Modular Lethality: A 24-Cubic-Foot Payload
The Lamprey isn’t just a sensor; it’s a modular “Swiss Army knife” for the Navy. Built with an open architecture and a 24-cubic-foot internal payload bay, it can be swapped for various missions without a major redesign: - Anti-Submarine Warfare: Carrying lightweight torpedoes.
- Electronic Warfare: Deploying acoustic decoys and intercepting signals.
- Intelligence Gathering: Using deployable sensor arrays.
- Aerial Dominance: It can be fitted with up to three retractable twin-tube launchers to deploy aerial drones from beneath the waves.
Distributed Warfare: The “Quiet” Threat - In a conflict, these drones are built for persistence. Multiple units can deploy at once, settle quietly on the seabed, and wait. They can sit silently for days or weeks, gathering data and relaying intelligence.
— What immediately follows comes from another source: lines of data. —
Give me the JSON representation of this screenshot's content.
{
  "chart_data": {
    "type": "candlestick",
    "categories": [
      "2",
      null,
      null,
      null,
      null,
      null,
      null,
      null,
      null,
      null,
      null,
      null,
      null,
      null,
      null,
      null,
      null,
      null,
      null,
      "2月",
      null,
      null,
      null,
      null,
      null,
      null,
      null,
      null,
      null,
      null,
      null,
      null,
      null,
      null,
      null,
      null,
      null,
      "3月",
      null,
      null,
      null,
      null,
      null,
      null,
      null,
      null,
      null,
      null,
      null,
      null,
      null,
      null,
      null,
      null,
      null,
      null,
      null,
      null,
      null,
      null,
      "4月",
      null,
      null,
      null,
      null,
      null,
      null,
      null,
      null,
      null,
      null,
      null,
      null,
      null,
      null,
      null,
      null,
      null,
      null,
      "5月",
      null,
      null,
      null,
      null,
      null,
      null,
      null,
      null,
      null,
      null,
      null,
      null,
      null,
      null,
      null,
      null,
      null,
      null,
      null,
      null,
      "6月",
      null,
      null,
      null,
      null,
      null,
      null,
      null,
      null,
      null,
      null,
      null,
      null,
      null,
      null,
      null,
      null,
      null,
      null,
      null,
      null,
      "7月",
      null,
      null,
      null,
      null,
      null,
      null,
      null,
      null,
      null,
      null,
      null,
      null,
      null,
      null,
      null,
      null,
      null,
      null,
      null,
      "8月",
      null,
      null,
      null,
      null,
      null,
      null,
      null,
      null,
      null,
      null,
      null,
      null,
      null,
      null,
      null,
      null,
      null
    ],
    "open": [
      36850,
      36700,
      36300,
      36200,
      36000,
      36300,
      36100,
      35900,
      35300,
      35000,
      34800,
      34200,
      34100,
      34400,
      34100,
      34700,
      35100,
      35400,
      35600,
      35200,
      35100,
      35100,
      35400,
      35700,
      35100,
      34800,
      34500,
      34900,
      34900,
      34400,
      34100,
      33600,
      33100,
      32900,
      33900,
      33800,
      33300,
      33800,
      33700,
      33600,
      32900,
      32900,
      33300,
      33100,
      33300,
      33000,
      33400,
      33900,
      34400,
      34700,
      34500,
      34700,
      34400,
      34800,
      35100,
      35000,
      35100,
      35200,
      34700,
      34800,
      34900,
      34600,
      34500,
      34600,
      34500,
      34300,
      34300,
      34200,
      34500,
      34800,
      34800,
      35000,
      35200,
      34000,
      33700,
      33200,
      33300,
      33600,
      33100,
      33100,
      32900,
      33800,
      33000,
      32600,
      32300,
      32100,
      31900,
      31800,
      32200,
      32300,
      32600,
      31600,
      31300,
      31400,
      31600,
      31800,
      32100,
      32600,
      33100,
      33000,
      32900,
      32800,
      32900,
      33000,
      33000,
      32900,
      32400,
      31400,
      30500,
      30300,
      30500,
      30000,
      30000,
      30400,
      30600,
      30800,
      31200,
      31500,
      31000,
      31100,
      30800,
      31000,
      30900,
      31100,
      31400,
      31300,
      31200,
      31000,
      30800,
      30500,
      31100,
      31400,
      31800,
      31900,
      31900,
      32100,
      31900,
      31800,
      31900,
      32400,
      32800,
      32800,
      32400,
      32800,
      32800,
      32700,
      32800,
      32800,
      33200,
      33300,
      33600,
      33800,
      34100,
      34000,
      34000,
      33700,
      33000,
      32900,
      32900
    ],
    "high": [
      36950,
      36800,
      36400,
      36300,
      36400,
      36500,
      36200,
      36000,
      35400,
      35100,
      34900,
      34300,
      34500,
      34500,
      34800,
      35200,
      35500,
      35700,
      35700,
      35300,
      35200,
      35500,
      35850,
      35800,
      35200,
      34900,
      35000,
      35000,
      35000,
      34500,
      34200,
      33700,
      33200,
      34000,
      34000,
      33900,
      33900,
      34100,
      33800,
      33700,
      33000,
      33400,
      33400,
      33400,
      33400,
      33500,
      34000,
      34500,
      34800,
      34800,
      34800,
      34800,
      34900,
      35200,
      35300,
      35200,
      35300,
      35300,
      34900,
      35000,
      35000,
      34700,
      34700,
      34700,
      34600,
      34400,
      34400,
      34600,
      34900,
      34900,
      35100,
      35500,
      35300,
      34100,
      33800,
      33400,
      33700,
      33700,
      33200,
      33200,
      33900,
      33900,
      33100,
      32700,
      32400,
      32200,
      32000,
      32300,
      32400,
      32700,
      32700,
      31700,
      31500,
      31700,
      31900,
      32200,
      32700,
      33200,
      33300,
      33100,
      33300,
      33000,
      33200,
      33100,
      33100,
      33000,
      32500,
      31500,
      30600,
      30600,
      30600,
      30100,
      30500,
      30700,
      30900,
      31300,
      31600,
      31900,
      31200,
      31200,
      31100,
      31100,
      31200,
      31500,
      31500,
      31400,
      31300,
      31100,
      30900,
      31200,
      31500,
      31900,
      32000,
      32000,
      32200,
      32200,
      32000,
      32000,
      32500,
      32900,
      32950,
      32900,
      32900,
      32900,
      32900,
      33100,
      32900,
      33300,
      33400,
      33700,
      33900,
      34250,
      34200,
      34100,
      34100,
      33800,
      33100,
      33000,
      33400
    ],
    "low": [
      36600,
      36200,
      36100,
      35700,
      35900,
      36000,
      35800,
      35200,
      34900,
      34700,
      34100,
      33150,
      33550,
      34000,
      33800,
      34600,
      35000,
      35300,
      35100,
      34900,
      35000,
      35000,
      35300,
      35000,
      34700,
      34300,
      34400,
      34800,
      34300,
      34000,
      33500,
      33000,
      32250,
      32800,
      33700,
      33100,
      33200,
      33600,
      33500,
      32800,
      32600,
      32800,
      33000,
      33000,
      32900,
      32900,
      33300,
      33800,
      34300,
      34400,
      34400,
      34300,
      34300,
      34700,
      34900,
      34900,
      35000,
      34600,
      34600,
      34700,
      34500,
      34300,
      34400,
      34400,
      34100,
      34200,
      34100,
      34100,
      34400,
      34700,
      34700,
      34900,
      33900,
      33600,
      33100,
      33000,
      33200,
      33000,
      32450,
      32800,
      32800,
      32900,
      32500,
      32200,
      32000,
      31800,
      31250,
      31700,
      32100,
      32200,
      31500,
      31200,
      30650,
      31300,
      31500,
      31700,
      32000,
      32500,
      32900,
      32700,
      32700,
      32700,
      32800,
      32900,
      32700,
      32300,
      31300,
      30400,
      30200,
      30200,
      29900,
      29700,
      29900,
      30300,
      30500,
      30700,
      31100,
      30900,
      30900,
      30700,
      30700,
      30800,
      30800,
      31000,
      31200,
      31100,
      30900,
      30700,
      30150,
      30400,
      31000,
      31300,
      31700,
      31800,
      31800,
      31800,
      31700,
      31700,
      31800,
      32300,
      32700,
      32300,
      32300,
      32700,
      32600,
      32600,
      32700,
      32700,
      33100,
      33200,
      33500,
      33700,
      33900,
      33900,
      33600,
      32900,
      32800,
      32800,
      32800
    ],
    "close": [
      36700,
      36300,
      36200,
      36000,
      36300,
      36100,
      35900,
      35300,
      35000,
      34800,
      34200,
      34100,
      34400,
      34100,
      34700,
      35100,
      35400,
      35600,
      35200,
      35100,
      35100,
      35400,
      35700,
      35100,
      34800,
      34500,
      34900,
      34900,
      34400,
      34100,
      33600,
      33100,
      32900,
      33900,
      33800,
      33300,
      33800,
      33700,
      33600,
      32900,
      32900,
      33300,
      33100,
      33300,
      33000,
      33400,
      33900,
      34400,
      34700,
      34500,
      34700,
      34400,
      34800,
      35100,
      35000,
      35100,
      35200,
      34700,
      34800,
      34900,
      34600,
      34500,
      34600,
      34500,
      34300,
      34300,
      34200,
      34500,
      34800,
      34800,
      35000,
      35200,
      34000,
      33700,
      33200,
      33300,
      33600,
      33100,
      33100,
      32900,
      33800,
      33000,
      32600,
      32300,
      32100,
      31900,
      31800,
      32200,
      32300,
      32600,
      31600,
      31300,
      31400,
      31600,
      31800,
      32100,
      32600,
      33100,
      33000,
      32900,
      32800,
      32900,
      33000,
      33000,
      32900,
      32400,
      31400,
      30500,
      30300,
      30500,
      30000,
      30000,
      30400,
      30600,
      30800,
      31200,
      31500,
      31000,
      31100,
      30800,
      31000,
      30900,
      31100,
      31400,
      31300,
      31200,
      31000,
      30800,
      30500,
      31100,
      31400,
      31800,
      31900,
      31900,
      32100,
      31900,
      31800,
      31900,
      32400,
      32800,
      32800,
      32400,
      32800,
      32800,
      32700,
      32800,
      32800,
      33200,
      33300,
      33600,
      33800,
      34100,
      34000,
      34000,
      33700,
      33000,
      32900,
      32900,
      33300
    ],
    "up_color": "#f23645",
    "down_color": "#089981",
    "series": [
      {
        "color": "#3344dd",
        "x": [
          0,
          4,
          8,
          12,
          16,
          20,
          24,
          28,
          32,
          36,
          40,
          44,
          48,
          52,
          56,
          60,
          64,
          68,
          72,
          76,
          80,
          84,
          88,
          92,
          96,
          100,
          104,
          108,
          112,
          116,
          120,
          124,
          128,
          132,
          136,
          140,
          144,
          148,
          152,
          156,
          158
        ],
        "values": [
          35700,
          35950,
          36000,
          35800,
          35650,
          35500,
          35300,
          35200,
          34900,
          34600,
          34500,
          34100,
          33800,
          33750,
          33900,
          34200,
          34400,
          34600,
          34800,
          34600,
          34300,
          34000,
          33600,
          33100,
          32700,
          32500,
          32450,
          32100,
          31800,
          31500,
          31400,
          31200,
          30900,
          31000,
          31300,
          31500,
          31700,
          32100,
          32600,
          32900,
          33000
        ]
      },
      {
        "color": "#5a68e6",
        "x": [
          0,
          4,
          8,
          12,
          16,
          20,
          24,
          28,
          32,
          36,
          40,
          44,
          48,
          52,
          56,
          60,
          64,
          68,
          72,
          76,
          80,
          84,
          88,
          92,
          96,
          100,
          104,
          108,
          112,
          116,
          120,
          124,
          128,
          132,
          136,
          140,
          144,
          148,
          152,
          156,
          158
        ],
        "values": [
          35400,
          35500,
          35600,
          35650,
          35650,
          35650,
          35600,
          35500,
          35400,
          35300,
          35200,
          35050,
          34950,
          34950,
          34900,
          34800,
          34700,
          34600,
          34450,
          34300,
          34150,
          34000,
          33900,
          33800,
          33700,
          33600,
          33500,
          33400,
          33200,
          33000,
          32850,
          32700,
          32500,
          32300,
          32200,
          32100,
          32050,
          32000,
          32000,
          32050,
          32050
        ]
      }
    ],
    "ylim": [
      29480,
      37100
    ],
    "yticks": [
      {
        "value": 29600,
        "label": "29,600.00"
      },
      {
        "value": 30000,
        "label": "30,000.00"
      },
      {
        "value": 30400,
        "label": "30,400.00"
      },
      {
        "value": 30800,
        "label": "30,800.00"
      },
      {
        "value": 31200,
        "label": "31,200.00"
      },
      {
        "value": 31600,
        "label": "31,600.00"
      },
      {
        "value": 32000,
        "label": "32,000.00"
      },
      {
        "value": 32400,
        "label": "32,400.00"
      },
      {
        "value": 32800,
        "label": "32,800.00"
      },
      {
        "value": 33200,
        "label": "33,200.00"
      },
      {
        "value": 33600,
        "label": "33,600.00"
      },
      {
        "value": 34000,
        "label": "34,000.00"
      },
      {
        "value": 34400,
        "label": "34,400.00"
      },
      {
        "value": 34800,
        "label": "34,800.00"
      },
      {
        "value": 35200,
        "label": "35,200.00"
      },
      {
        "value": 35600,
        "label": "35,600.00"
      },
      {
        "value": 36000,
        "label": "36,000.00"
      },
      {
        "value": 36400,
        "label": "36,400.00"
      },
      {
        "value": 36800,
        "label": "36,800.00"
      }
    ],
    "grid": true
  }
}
When commanded, they shift from passive observers to active disruptors or strike platforms.
- Status Check: Is Lamprey Mission-Ready?
While the technology is groundbreaking, it is important to distinguish between “unveiled” and “fully operational.” Based on recent developments in February 2026, here is the ground truth: - Advanced Prototyping: Lockheed Martin developed the Lamprey using internal research and development (IRAD) funds. This means they built it on their own initiative to prove the concept before seeking a formal government contract.
- Proven at Sea: The drone has already undergone successful sea trials, validating its autonomous maneuvering and “hitchhiking” energy-harvesting capabilities in real-world conditions.
- The “Product on the Shelf”: Lockheed has effectively “handed the keys” to the U.S. Navy. It is a mature system ready for immediate adoption, though it has not yet been designated as an official “Program of Record” for mass production.
The Lamprey addresses the biggest challenge in autonomous undersea systems: endurance. By turning friendly vessels into mobile charging stations, it trades raw speed for staying power.
In a battle space where hiding matters more than sprinting, the Lamprey is the future—quiet, modular, and already in position before the fight begins.